The Verdict



Chief Justice PETTINATO announced the judgment of the Court and delivered an opinion of Court in which Justice TORRES joined.

I. “My heart goes out to those who have fought Justice Dick’s paternalistic and self-serving standard announced in In Re Boca Grande by continuing to serve what arguably are meals, though this Court, under the reign of that tyrannical justice, have deemed them outside the protection of the law. They are meals within the law’s meaning, despite what this Court has announced,” the Chief Justice writes in her latest work on the Court’s jurisprudence, “Against All Enemies: Wiggling Out of the Greasy Grip of the In Re Boca Grande standard.”

II. The facts of this case are not in dispute. The Harkness Cafeteria is located within The Harkness (hereafter “The Hark”), which is located on the Harvard Law School campus. After waiting for two hours at The Hark for a blind date, the Chief Justice, fuming at her eleventh rejection that week, ordered food from the grill and deli as well as making herself a salad comprised of only Italian dressing and cottage cheese. Although the Chief Justice finished 99% of her enormous meal, she claims she could not finish the last bite of her 12′ sub because it had a “disgusting taste.” The Court immediately convened.

III. The question before this Court is whether The Hark, a cafeteria that serves the Harvard Law School community, is worth going to.

IV. “A meal is a meal when I say it is a meal,” Justice Dick wrote in his infamous opinion, In Re Boca Grande. Because that standard has proved unworkable and because we are upset Justice Dick has never authored a dissenting opinion, we hereby overrule In Re Boca Grande insofar as the standard it announces relies on Justice Dick’s taste in food. We are all too happy that our decision today comes two days before Justice Dick’s book on In Re Boca Grande, “Down and Out in Cambridge and Boston: Why so Few Restaurants Meet Justice Dick’s Standard,” was to be released.

V. With the In Re Boca Grande standard dead and buried, we announce a new standard that relies on the trustworthiness of taste buds as opposed to the reasoning of Justice Dick. The new standard is a meal is not a meal if it places an “undue burden on one’s taste buds,” with “one’s taste buds” defined as my taste buds. I ask the Law School community to look to my tongue to help guide them through the rough waters of Cambridge restaurants and cafeterias.

VI. Turning to the facts of this case it is clear The Hark fails the standard announced today. Not only was I unable to finish the sub I was eating because my taste buds rejected the flavor of the sub, but the extensive research I have done sampling every type of food at The Hark convinces me that few foods pass the undue burden on one’s taste buds standard. The few that do cannot make up for the many that don’t. As such, my ruling is clear.

VII. The Court finds that The Hark is not worthy of a student’s limited time and money.

It is so ordered.

Justice DICK, dissenting.

I. “For today, at least, the law of meals stands undisturbed. But the signs are evident and very ominous, and a chill wind blows.” I wrote those words in my concurrence to the Court’s judgment in In Re Montrose Spa. I had hoped that the lone justice that could prevent the Court from abandoning its own line of precedent could be persuaded not to join the tyrannical regime of the Chief Justice. Unfortunately, that justice has fallen under the spell of this queen of the damned who finds pleasure in wrecking standards that have been built upon well reasoned arguments and around which people have built their lives.

II. In place of the easy standard announced in In Re Boca Grande the Court has adopted an undue burden on one’s taste buds standard. It is completely unclear where the Court finds this standard, since it is even more strict than the intermediate standard it used in In Re Montrose Spa and certainly more strict than the In Re Boca Grande standard. So in the span of two decisions the Court has first lowered and then raised the standard used for gauging whether a restaurant serves a meal.

III. But how can students trust the thought process of the Chief Justice when she has been diagnosed with over twenty psychological disorders and has seen over ten psychologists and psychiatrists in the past three months.

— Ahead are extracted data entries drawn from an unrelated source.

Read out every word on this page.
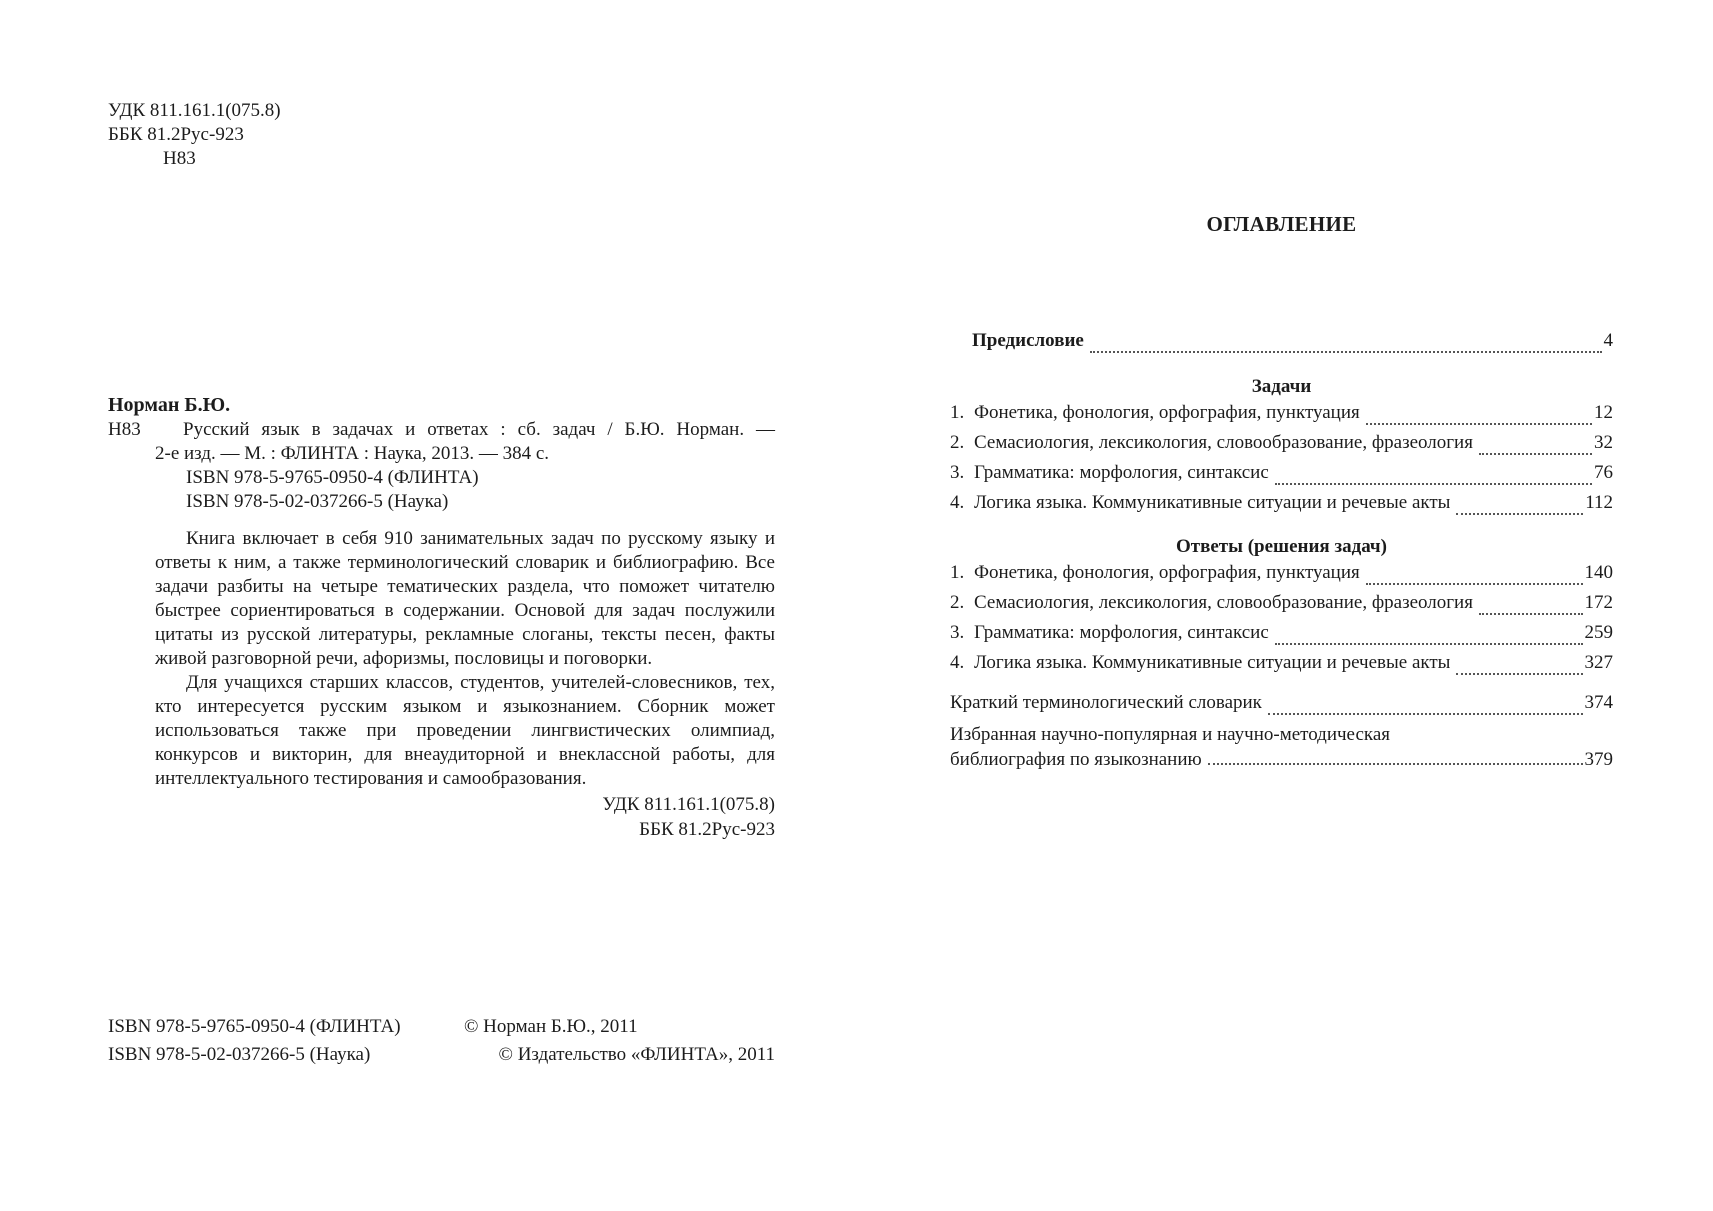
УДК 811.161.1(075.8)
ББК 81.2Рус-923
Н83
Норман Б.Ю.
Н83 Русский язык в задачах и ответах : сб. задач / Б.Ю. Норман. —
2-е изд. — М. : ФЛИНТА : Наука, 2013. — 384 с.
ISBN 978-5-9765-0950-4 (ФЛИНТА)
ISBN 978-5-02-037266-5 (Наука)

Книга включает в себя 910 занимательных задач по русскому языку и ответы к ним, а также терминологический словарик и библиографию. Все задачи разбиты на четыре тематических раздела, что поможет читателю быстрее сориентироваться в содержании. Основой для задач послужили цитаты из русской литературы, рекламные слоганы, тексты песен, факты живой разговорной речи, афоризмы, пословицы и поговорки.

Для учащихся старших классов, студентов, учителей-словесников, тех, кто интересуется русским языком и языкознанием. Сборник может использоваться также при проведении лингвистических олимпиад, конкурсов и викторин, для внеаудиторной и внеклассной работы, для интеллектуального тестирования и самообразования.

УДК 811.161.1(075.8)
ББК 81.2Рус-923
ISBN 978-5-9765-0950-4 (ФЛИНТА)	© Норман Б.Ю., 2011
ISBN 978-5-02-037266-5 (Наука)	© Издательство «ФЛИНТА», 2011
ОГЛАВЛЕНИЕ
Предисловие	4
Задачи
1. Фонетика, фонология, орфография, пунктуация	12
2. Семасиология, лексикология, словообразование, фразеология	32
3. Грамматика: морфология, синтаксис	76
4. Логика языка. Коммуникативные ситуации и речевые акты	112
Ответы (решения задач)
1. Фонетика, фонология, орфография, пунктуация	140
2. Семасиология, лексикология, словообразование, фразеология	172
3. Грамматика: морфология, синтаксис	259
4. Логика языка. Коммуникативные ситуации и речевые акты	327
Краткий терминологический словарик	374
Избранная научно-популярная и научно-методическая
библиография по языкознанию	379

Just read what one psychiatrist wrote after seeing the Chief Justice for the second time: “She is absolutely, certifiably, crazy. I have given her a month’s supply of anti-depressants, but at ten times the dose. Even so, I have no faith she will not call me at three in the morning begging me to say I love her or that someone in this world loves her or even that if there is a God that she loves her. I just couldn’t bring myself to tell her such lies. I have an ethical duty to not lie to my patients. So I just hung up the phone and went back to sleep.”

IV. The current case is also clear as to why the undue burden on one’s taste buds is unworkable. Here the Chief Justice had consumed 99% of her meal, yet because she could not finish the last bite of her sub she ruled that The Hark does not serve meals and, thus, The Hark is not worthy of a student’s limited time and money. I wonder how much food the Chief Justice must consume in order to be satisfied.

V. I would hold under the In Re Boca Grande standard that what The Hark serves are meals. As such, I dissent.